Streamlining Data Processing with Solvi

MAS Seeds’ collaboration with Solvi extends beyond drone flights; Solvi’s cloud-based platform enables efficient data processing, organization, and analysis.

Using Solvi, MAS Seeds:

  • Digitizes and centralizes trial data for easy access across multiple research teams and locations.
  • Extracts precise plot-level metrics, such as plant counts and vegetation indices, via CSV exports.
  • Utilizes AI-driven tools, like Solvi’s PlantAI, to distinguish crops from weeds and refine plant counts.
  • Collects rich multispectral datasets for future and retroactive analysis and comparison.

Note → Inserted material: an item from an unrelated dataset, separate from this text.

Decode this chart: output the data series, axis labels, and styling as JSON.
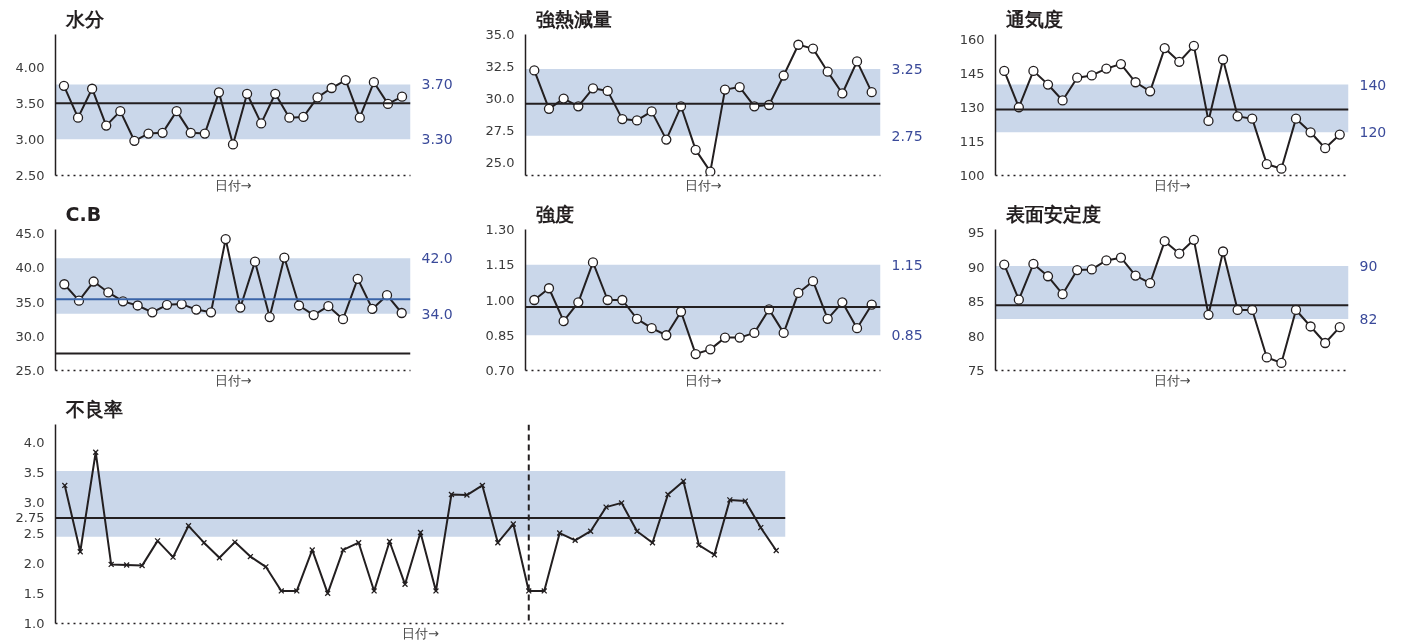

The nice thing about using Solvi is that we have all the fields in the same place,” notes Calvet. With a single dashboard, MAS Seeds can monitor trials across Europe, compare results, and make informed breeding decisions faster than ever before.

mas_seeds_streamlining_collaboration
With Solvi’s cloud platform, MAS Seeds centralizes trial data, runs AI-powered analyses, and streamlines research decisions across 200+ locations around the world.

Impact on Varietal Selection and Research Efficiency

Since integrating drone imagery and Solvi’s analytics, MAS Seeds has increased their trial capacity by 40% while reducing manual labor requirements. Standardizing data collection and comparison has improved their data reliability and enlarged their trial pipeline for superior genetic selections and greater customer value.

Transforming Field Trials with AI-Powered Insights

Varietal selection is a numbers game. Increasing research throughput uplevels industry impact. Solvi’s suite of plant-level field analytics changes agricultural trials from complex to coordinated. Collect hectares of data in minutes and analyze counts, plant health, crop height and other metrics across fields and time.

There are a lot of imagery tools out there,” says Calvet. “We use Solvi because of its excellent plant detection tool. It has fundamentally changed how we do field trials.

With drone technology and Solvi’s AI-powered analytics, MAS Seeds has unlocked the ability to test more varieties faster and with greater precision and efficiency.